NORWALK, Conn. – Evidence of a Norwalk mayoral candidate’s party affiliation was nowhere to be found Monday in the City Hall basement, but evidence of thrifty ingenuity was in abundance.
Democratic Registrar Stuart Wells could not find former Norwalk Police Chief Harry Rilling’s voter registration from 27 years ago among the files and cards stored in the cavernous space down below. So he turned to talking about the new signs and PVC pipe devices stored near the door of the storage area.
The signs, which will help direct voters in the next election, were bought last fall. Wells said he and Deputy Registrar Bob Sodaro made posts to put the signs on, using bases they already had and less than $7 of plumbing supplies per post. They also made stands for signs, using small pieces of wood and bamboo barbecue skewers, because the bamboo is skinny enough to slip into the holes in the corrugated plastic signs.
Saved the city money, he said.
“I haven’t had so much fun since shop in eighth grade,” he said.
One of the results of his effort will be a sign that tells voters where to stop and wait so they are not making other voters feel crowded or spied upon as they cast their ballots.
Wells had taken NancyOnNorwalk down to the basement to look for evidence that Rilling was a Democrat in 1986, which is when Wells said the last card would be from, although he said several times, “Tish Gibbs and (former Mayor) Bill Collins vouch for him.”
The first step in that process was to call Rilling. Wells got his address from 1986, as the files are stored by address. Then he guessed which district that had been in at the time.
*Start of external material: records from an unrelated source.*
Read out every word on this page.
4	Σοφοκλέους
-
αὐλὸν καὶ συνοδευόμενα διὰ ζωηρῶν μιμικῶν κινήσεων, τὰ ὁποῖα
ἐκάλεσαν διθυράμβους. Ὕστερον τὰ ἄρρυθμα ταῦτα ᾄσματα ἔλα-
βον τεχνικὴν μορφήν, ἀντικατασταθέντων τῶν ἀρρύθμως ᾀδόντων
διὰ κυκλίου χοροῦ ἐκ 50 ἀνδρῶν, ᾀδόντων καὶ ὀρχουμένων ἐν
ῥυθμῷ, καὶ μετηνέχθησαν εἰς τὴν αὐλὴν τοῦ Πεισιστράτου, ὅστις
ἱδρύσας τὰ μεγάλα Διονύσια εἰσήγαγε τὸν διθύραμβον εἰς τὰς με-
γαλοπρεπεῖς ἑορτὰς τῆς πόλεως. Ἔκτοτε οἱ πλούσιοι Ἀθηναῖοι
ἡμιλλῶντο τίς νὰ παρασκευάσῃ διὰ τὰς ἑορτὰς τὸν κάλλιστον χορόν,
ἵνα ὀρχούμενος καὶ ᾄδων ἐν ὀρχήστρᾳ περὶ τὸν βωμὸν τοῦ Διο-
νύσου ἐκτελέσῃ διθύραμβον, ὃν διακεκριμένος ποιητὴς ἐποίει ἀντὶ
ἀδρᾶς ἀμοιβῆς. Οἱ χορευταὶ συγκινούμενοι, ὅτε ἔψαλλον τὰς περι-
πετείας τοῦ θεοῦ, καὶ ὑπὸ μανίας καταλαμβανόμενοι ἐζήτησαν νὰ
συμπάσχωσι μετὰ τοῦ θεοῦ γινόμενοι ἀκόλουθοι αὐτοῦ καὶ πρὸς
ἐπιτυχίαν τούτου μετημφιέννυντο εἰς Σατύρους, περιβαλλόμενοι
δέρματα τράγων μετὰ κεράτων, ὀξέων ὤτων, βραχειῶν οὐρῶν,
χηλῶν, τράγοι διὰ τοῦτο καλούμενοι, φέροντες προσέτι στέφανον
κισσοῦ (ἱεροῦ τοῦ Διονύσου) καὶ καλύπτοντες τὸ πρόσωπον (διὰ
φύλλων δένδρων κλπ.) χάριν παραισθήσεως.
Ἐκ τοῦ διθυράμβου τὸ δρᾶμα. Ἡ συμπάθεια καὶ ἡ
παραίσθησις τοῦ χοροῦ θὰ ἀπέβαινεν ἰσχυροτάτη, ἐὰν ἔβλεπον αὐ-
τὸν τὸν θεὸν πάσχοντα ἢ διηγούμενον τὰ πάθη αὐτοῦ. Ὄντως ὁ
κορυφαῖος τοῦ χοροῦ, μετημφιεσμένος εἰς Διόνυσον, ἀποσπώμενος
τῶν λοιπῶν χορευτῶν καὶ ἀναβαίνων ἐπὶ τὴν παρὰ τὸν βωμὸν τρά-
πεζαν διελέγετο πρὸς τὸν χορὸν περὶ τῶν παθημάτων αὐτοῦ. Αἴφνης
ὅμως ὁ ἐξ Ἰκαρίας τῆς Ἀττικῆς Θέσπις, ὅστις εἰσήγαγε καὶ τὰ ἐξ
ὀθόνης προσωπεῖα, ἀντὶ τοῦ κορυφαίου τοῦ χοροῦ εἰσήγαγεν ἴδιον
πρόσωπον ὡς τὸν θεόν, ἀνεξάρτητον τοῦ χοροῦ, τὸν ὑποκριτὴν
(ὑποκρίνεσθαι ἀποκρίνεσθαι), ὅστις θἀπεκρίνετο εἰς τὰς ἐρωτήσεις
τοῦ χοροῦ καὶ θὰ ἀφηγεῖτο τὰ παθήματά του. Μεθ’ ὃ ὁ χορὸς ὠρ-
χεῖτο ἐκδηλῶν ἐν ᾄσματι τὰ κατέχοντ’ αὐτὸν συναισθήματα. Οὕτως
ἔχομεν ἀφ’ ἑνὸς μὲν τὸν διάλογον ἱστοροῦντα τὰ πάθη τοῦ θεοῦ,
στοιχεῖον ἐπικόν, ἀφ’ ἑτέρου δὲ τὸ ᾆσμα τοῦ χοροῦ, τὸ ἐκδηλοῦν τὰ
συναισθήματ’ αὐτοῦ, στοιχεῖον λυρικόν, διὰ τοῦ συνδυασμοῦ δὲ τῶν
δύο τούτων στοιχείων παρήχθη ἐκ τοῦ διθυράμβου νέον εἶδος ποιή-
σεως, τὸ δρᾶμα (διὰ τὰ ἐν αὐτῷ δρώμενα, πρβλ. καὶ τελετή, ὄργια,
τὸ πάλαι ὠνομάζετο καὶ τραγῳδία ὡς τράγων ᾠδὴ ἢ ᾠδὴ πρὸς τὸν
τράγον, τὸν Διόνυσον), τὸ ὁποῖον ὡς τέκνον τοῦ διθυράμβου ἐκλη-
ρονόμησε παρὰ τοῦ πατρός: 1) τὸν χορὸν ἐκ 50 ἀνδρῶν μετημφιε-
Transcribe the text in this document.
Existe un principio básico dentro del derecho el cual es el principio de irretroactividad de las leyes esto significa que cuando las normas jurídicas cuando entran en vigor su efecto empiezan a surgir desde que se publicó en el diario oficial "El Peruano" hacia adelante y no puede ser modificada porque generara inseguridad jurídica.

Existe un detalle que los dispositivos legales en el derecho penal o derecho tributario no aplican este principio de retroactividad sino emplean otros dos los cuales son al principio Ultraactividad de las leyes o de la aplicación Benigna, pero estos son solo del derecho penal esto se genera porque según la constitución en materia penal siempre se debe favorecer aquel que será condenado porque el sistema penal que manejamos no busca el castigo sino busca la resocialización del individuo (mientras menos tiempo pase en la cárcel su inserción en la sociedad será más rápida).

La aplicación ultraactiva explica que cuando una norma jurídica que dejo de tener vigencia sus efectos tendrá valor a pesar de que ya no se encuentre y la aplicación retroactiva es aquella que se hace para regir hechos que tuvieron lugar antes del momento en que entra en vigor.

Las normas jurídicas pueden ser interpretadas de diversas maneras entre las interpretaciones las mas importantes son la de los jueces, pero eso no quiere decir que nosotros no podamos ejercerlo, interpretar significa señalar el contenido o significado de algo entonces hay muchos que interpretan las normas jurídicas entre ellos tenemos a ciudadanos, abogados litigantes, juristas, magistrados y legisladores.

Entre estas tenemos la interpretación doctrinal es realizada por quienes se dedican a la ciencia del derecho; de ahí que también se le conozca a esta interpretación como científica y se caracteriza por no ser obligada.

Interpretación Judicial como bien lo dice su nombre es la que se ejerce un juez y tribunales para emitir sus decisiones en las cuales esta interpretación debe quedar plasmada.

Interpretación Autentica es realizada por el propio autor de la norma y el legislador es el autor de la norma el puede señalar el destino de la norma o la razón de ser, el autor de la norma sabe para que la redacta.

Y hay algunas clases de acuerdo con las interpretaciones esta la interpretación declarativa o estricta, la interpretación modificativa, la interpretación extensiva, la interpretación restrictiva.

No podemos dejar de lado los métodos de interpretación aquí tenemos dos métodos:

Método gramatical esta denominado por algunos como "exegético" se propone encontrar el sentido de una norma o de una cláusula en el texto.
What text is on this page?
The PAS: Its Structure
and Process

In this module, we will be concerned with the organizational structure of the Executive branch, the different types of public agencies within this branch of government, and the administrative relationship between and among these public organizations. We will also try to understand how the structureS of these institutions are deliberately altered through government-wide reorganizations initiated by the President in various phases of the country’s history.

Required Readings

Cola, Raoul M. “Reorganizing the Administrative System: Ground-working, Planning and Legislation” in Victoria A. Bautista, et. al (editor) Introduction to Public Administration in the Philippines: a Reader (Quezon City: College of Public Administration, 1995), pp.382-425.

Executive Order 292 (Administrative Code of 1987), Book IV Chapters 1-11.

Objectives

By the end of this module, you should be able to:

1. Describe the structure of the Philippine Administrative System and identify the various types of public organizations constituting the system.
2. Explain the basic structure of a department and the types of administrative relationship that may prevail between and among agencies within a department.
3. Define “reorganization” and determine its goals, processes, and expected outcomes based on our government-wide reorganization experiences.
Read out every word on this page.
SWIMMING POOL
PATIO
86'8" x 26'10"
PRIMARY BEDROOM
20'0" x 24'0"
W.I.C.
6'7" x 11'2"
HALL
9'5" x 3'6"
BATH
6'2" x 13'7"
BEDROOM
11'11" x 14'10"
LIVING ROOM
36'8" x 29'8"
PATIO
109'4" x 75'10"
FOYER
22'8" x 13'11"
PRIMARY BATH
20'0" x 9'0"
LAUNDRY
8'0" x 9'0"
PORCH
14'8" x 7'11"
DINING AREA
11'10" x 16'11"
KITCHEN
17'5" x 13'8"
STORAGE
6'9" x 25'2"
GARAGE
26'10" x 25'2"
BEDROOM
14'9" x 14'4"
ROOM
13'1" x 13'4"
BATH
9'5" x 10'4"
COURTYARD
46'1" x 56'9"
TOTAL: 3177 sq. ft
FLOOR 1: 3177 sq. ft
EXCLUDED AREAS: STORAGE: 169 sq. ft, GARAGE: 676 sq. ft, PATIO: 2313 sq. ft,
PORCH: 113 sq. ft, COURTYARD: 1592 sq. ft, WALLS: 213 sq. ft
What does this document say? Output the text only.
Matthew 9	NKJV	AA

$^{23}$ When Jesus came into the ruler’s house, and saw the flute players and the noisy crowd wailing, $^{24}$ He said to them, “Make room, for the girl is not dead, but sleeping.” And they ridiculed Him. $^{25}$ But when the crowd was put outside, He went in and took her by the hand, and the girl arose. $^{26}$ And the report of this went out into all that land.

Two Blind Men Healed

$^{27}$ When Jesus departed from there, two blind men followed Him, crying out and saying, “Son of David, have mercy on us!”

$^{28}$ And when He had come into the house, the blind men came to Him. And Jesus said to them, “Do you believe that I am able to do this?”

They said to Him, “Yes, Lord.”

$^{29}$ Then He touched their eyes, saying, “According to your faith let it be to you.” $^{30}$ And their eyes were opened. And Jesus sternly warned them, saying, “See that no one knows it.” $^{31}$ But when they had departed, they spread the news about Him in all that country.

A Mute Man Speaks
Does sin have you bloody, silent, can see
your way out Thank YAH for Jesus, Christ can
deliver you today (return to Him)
He did not find the card, and said he couldn’t locate things that are older.
“You got to remember, it’s a time before Karen and I were ever here,” he said, referring to Republican Registrar Karen Doyle Lyons. “It’s 30 years ago — what do you want?”
Collins said in May that he remembered Rilling being a Democrat way back then.
“When I was first elected to council in 1983, I knew him to be a registered Democrat in that time,” he said. “As mayor I think it was entirely appropriate for him to register as unaffiliated (when he began rising through the police department ranks).”
That meant he wasn’t behaving in a partisan way, he said.
“He absolutely did the right thing,” he said. “… That’s how everybody should act.”